A Bedtime Routine
I suspect that, when I look back on my kids’ childhoods once they’ve grown, their nightly bedtime ritual will carry some of the heaviest nostalgic weight.
As much as I’d like to remember it as a beautiful and peaceful time, when all the craziness of our hectic days gives way to a calming and intentional evening … that’s just not how it is.
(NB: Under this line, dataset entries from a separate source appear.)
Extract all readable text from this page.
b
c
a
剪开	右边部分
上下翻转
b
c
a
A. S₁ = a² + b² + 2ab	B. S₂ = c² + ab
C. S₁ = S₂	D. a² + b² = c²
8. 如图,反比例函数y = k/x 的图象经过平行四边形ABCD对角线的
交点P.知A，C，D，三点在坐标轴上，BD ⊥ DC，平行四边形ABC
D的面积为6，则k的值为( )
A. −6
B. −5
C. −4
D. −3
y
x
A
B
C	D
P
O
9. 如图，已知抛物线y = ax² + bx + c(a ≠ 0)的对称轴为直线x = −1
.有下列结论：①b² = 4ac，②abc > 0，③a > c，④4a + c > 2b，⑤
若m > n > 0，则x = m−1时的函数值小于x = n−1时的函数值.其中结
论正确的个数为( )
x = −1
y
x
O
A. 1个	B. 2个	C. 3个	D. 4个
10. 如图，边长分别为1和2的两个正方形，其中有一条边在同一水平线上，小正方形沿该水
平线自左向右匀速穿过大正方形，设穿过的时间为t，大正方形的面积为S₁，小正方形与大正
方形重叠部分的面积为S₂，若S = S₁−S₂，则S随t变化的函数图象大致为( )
It’s much more fraught than that: there are the protestations, the procrastinations, the shoddy excuses for teeth-brushing, the insistence on one more chapter of a book or one more episode of a TV show, the pleading for a bedtime story and the subsequent fits of rage when demands for story aren’t acquiesced to, and countless other obstruction and distraction techniques … that, quite frankly, sometimes - even often - make bedtime a bit of a, well, nightmare.
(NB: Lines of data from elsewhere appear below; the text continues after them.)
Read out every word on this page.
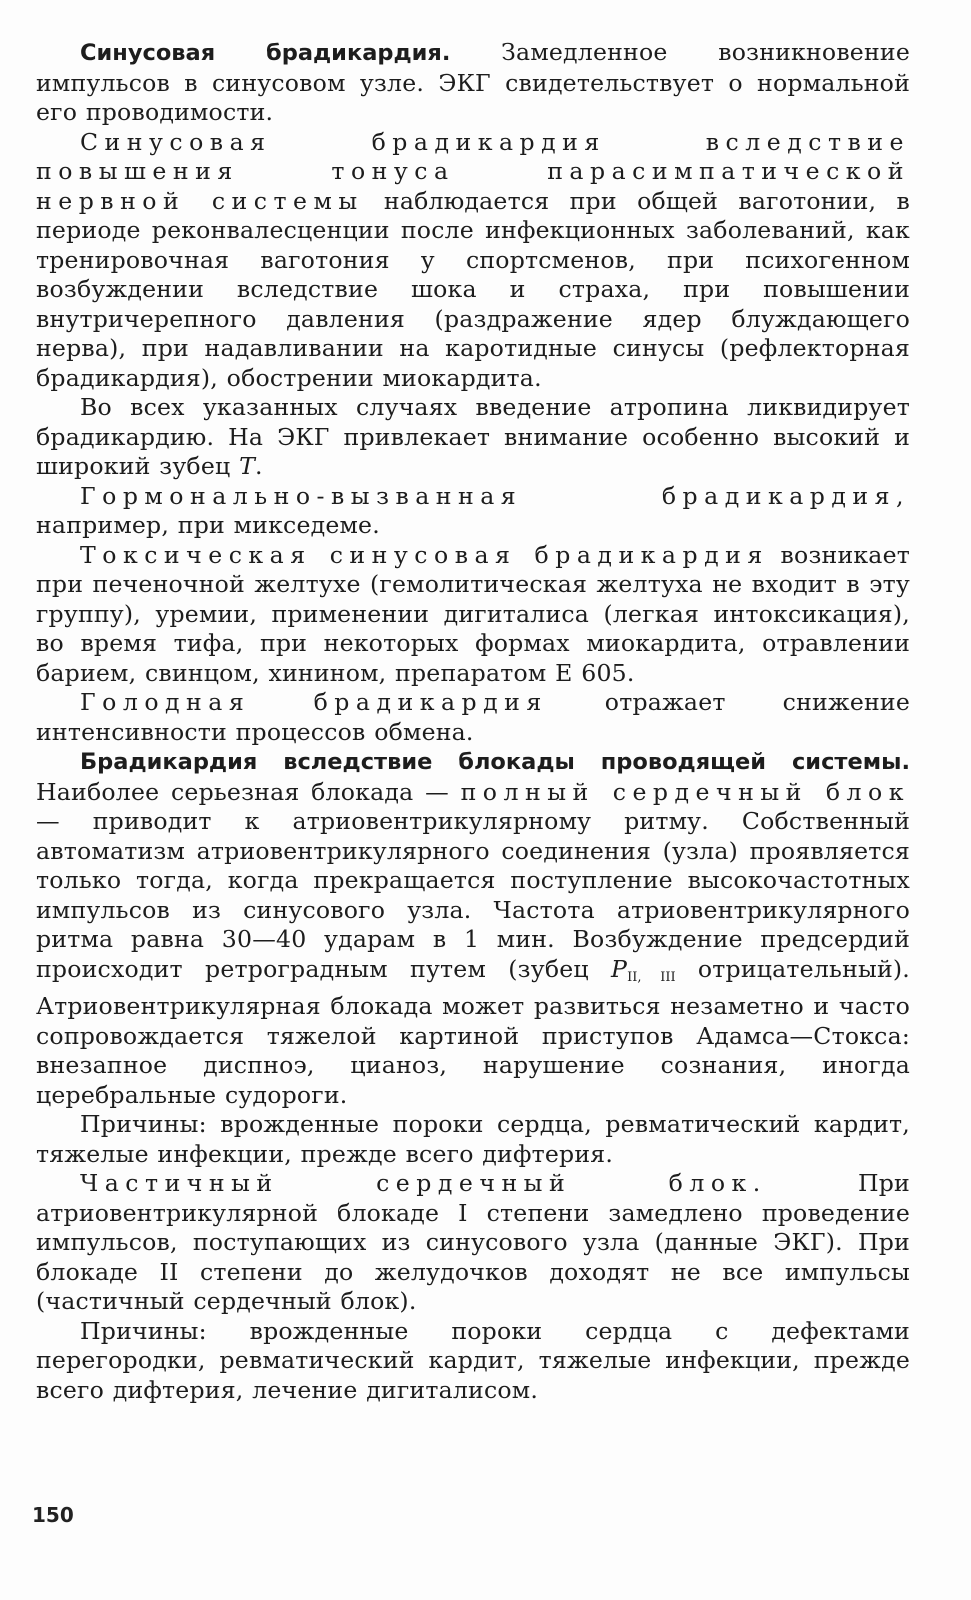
Синусовая брадикардия. Замедленное возникновение импульсов в синусовом узле. ЭКГ свидетельствует о нормальной его проводимости.

Синусовая брадикардия вследствие повышения тонуса парасимпатической нервной системы наблюдается при общей ваготонии, в периоде реконвалесценции после инфекционных заболеваний, как тренировочная ваготония у спортсменов, при психогенном возбуждении вследствие шока и страха, при повышении внутричерепного давления (раздражение ядер блуждающего нерва), при надавливании на каротидные синусы (рефлекторная брадикардия), обострении миокардита.

Во всех указанных случаях введение атропина ликвидирует брадикардию. На ЭКГ привлекает внимание особенно высокий и широкий зубец T.

Гормонально-вызванная брадикардия, например, при микседеме.

Токсическая синусовая брадикардия возникает при печеночной желтухе (гемолитическая желтуха не входит в эту группу), уремии, применении дигиталиса (легкая интоксикация), во время тифа, при некоторых формах миокардита, отравлении барием, свинцом, хинином, препаратом Е 605.

Голодная брадикардия отражает снижение интенсивности процессов обмена.

Брадикардия вследствие блокады проводящей системы. Наиболее серьезная блокада — полный сердечный блок — приводит к атриовентрикулярному ритму. Собственный автоматизм атриовентрикулярного соединения (узла) проявляется только тогда, когда прекращается поступление высокочастотных импульсов из синусового узла. Частота атриовентрикулярного ритма равна 30—40 ударам в 1 мин. Возбуждение предсердий происходит ретроградным путем (зубец $P_{II, III}$ отрицательный). Атриовентрикулярная блокада может развиться незаметно и часто сопровождается тяжелой картиной приступов Адамса—Стокса: внезапное диспноэ, цианоз, нарушение сознания, иногда церебральные судороги.

Причины: врожденные пороки сердца, ревматический кардит, тяжелые инфекции, прежде всего дифтерия.

Частичный сердечный блок. При атриовентрикулярной блокаде I степени замедлено проведение импульсов, поступающих из синусового узла (данные ЭКГ). При блокаде II степени до желудочков доходят не все импульсы (частичный сердечный блок).

Причины: врожденные пороки сердца с дефектами перегородки, ревматический кардит, тяжелые инфекции, прежде всего дифтерия, лечение дигиталисом.

150
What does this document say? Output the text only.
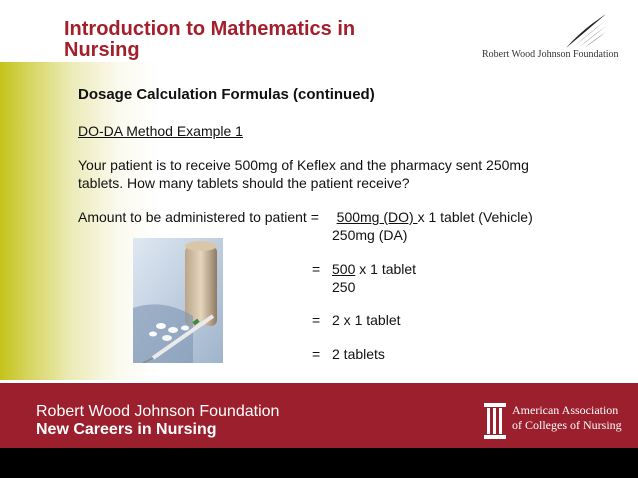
Introduction to Mathematics in Nursing	Robert Wood Johnson Foundation
Dosage Calculation Formulas (continued)
DO-DA Method Example 1
Your patient is to receive 500mg of Keflex and the pharmacy sent 250mg
tablets. How many tablets should the patient receive?
Amount to be administered to patient = 500mg (DO) x 1 tablet (Vehicle)
250mg (DA)
= 500 x 1 tablet
250
= 2 x 1 tablet
= 2 tablets
Robert Wood Johnson Foundation
New Careers in Nursing
American Association
of Colleges of Nursing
Then, on top of the sometimes-challengeng events themselves, are the expectations of what an ideal bedtime should be like: shouldn’t I really be looking forward to and appreciating it? … versus the reality of the situation and the fact that I just want to put it behind me so I can lie in bed and stare mindlessly at my phone, or the wall, or Season 2 of Lost … and you can see how that just compounds the whole fraught nature of bedtime.
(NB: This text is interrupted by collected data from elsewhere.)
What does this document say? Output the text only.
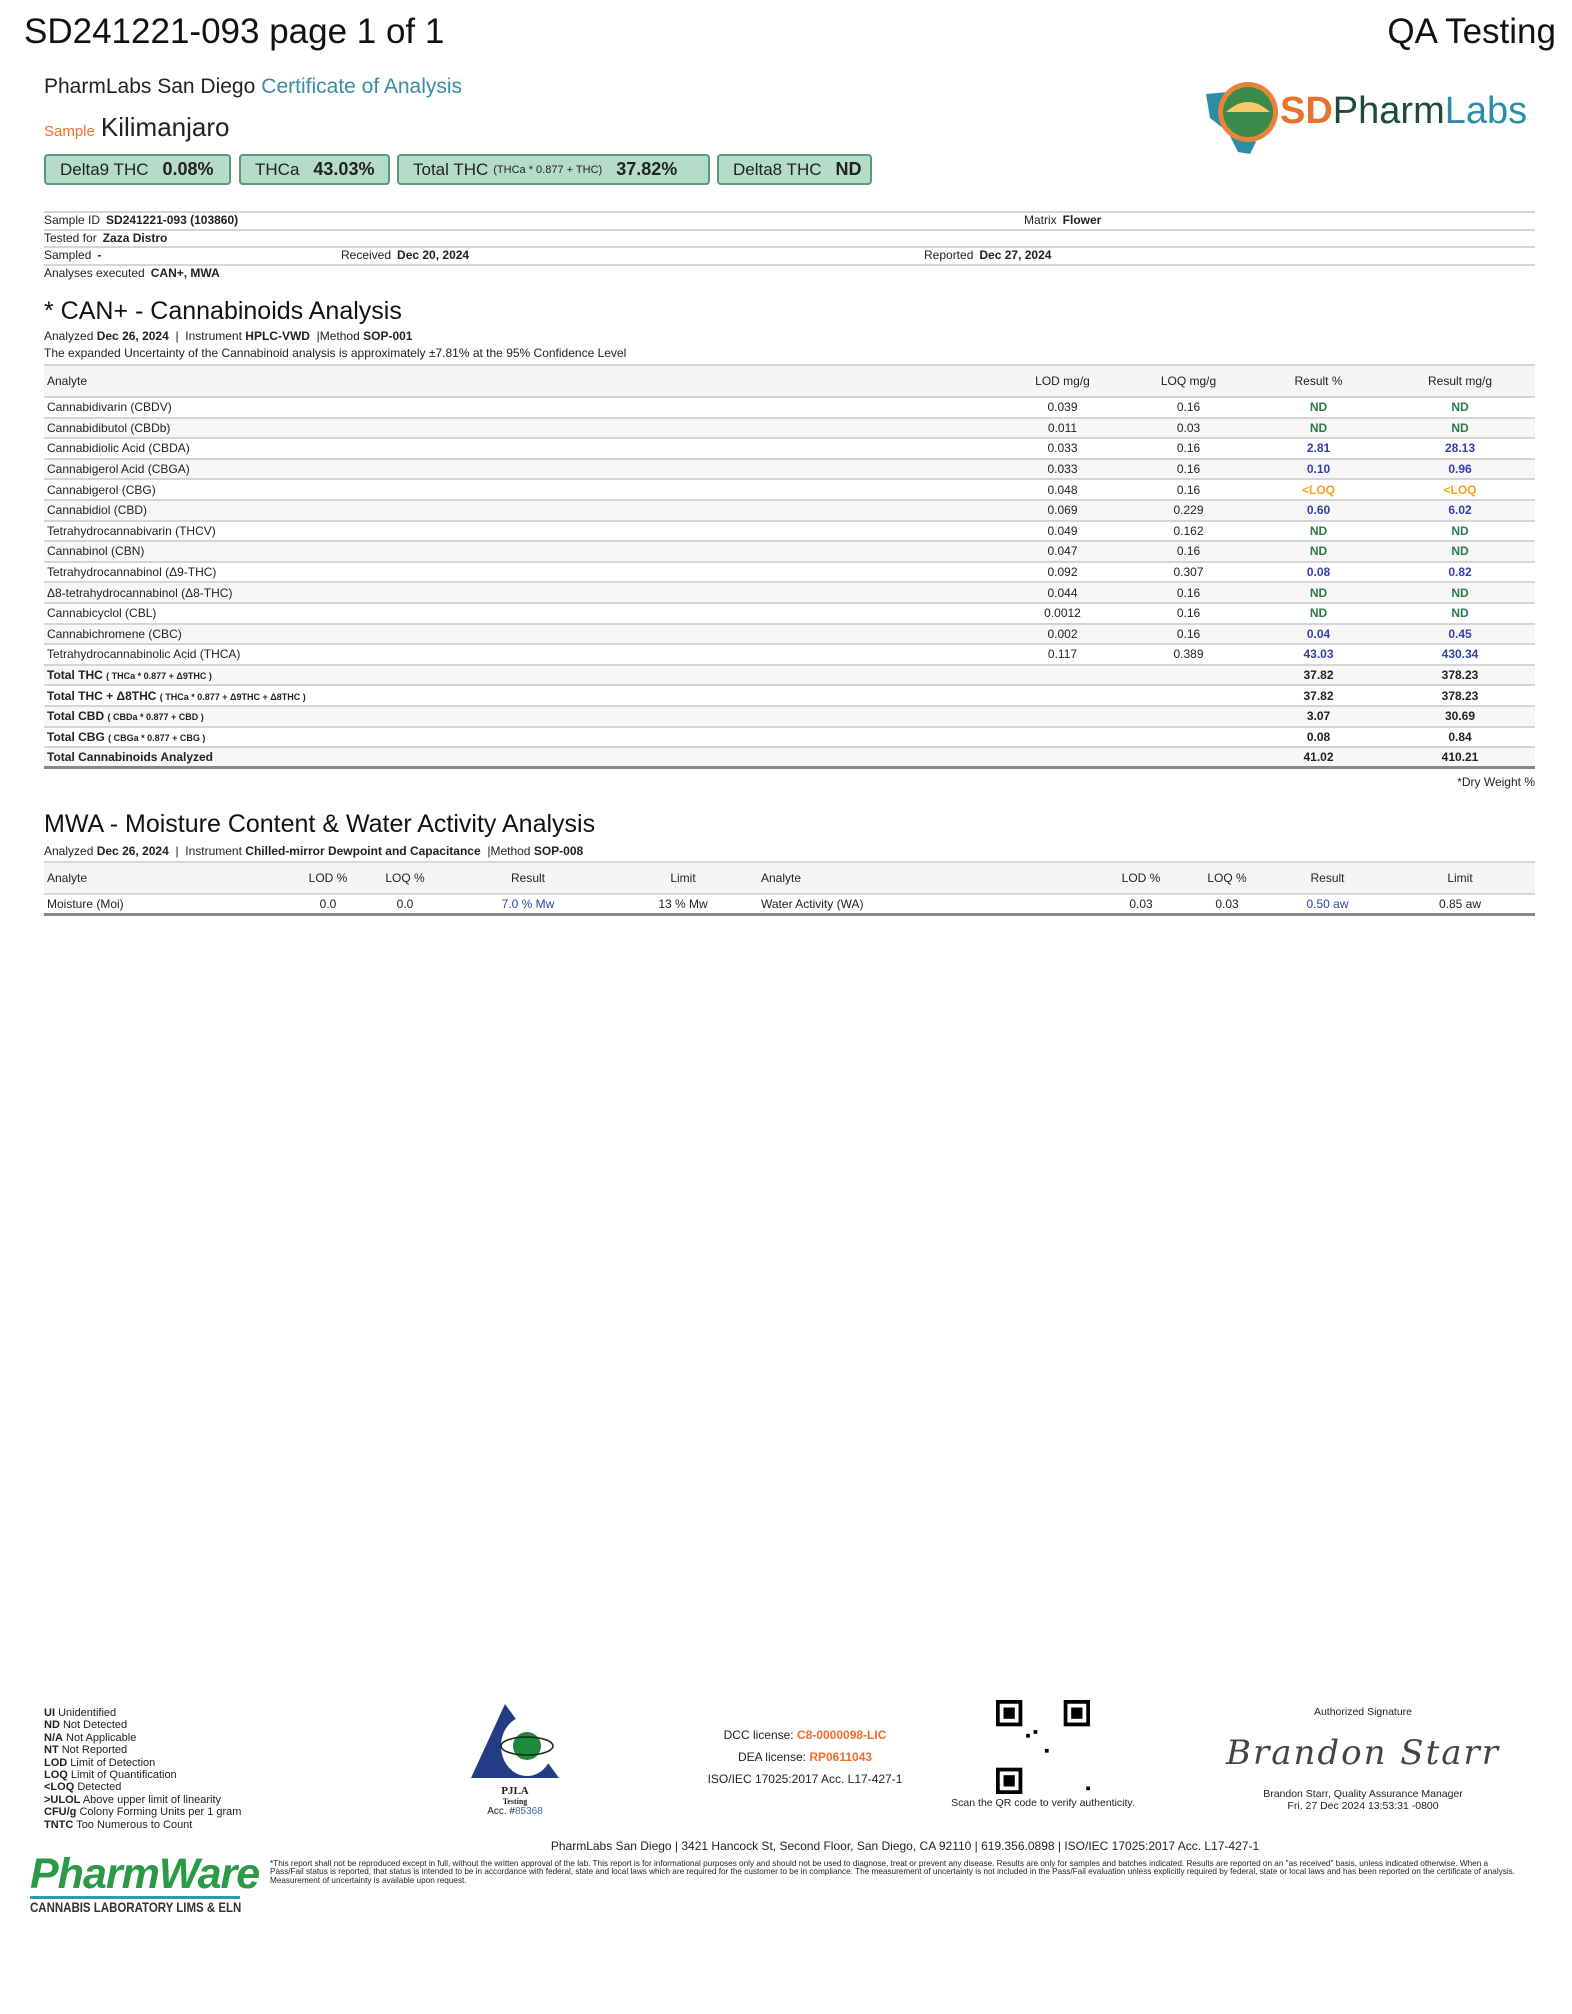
SD241221-093 page 1 of 1	QA Testing
PharmLabs San Diego Certificate of Analysis
Sample Kilimanjaro	SDPharmLabs
Delta9 THC 0.08% THCa 43.03% Total THC (THCa * 0.877 + THC) 37.82%	Delta8 THC ND
Sample ID SD241221-093 (103860)	Matrix Flower
Tested for Zaza Distro
Sampled -	Received Dec 20, 2024	Reported Dec 27, 2024
Analyses executed CAN+, MWA
* CAN+ - Cannabinoids Analysis
Analyzed Dec 26, 2024  |  Instrument HPLC-VWD  |Method SOP-001
The expanded Uncertainty of the Cannabinoid analysis is approximately ±7.81% at the 95% Confidence Level
Analyte	LOD mg/g	LOQ mg/g	Result %	Result mg/g
Cannabidivarin (CBDV)	0.039	0.16	ND	ND
Cannabidibutol (CBDb)	0.011	0.03	ND	ND
Cannabidiolic Acid (CBDA)	0.033	0.16	2.81	28.13
Cannabigerol Acid (CBGA)	0.033	0.16	0.10	0.96
Cannabigerol (CBG)	0.048	0.16	<LOQ	<LOQ
Cannabidiol (CBD)	0.069	0.229	0.60	6.02
Tetrahydrocannabivarin (THCV)	0.049	0.162	ND	ND
Cannabinol (CBN)	0.047	0.16	ND	ND
Tetrahydrocannabinol (Δ9-THC)	0.092	0.307	0.08	0.82
Δ8-tetrahydrocannabinol (Δ8-THC)	0.044	0.16	ND	ND
Cannabicyclol (CBL)	0.0012	0.16	ND	ND
Cannabichromene (CBC)	0.002	0.16	0.04	0.45
Tetrahydrocannabinolic Acid (THCA)	0.117	0.389	43.03	430.34
Total THC ( THCa * 0.877 + Δ9THC )			37.82	378.23
Total THC + Δ8THC ( THCa * 0.877 + Δ9THC + Δ8THC )			37.82	378.23
Total CBD ( CBDa * 0.877 + CBD )			3.07	30.69
Total CBG ( CBGa * 0.877 + CBG )			0.08	0.84
Total Cannabinoids Analyzed			41.02	410.21
*Dry Weight %
MWA - Moisture Content & Water Activity Analysis
Analyzed Dec 26, 2024  |  Instrument Chilled-mirror Dewpoint and Capacitance  |Method SOP-008
Analyte	LOD %	LOQ %	Result	Limit	Analyte	LOD %	LOQ %	Result	Limit
Moisture (Moi)	0.0	0.0	7.0 % Mw	13 % Mw	Water Activity (WA)	0.03	0.03	0.50 aw	0.85 aw
UI Unidentified
ND Not Detected
N/A Not Applicable
NT Not Reported
LOD Limit of Detection
LOQ Limit of Quantification
<LOQ Detected
>ULOL Above upper limit of linearity
CFU/g Colony Forming Units per 1 gram
TNTC Too Numerous to Count
PJLA
Testing
Acc. #85368
DCC license: C8-0000098-LIC
DEA license: RP0611043
ISO/IEC 17025:2017 Acc. L17-427-1
Scan the QR code to verify authenticity.
Authorized Signature
Brandon Starr
Brandon Starr, Quality Assurance Manager
Fri, 27 Dec 2024 13:53:31 -0800
PharmLabs San Diego | 3421 Hancock St, Second Floor, San Diego, CA 92110 | 619.356.0898 | ISO/IEC 17025:2017 Acc. L17-427-1
*This report shall not be reproduced except in full, without the written approval of the lab. This report is for informational purposes only and should not be used to diagnose, treat or prevent any disease. Results are only for samples and batches indicated. Results are reported on an "as received" basis, unless indicated otherwise. When a Pass/Fail status is reported, that status is intended to be in accordance with federal, state and local laws which are required for the customer to be in compliance. The measurement of uncertainty is not included in the Pass/Fail evaluation unless explicitly required by federal, state or local laws and has been reported on the certificate of analysis. Measurement of uncertainty is available upon request.
PharmWare
CANNABIS LABORATORY LIMS & ELN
Regardless of whether these challenges are idiosyncratic to me and my family, your kid’s bedtime routine is still one worth capturing. (I’m sure I’ll miss it when they lock themselves in their separate rooms with their iPhone 23(-ish ) and I won’t know if they decide to go to bed or stay up all night.). So for now, I write about it. What does the timeline look like? What are the activities you do together? What and how do they protest? What are their unique little quirks that make bedtime fun or annoying-as-heck or both? What do you do when it’s all over, they’re finally in bed and you might finally have some non-work-non-kid time to yourself?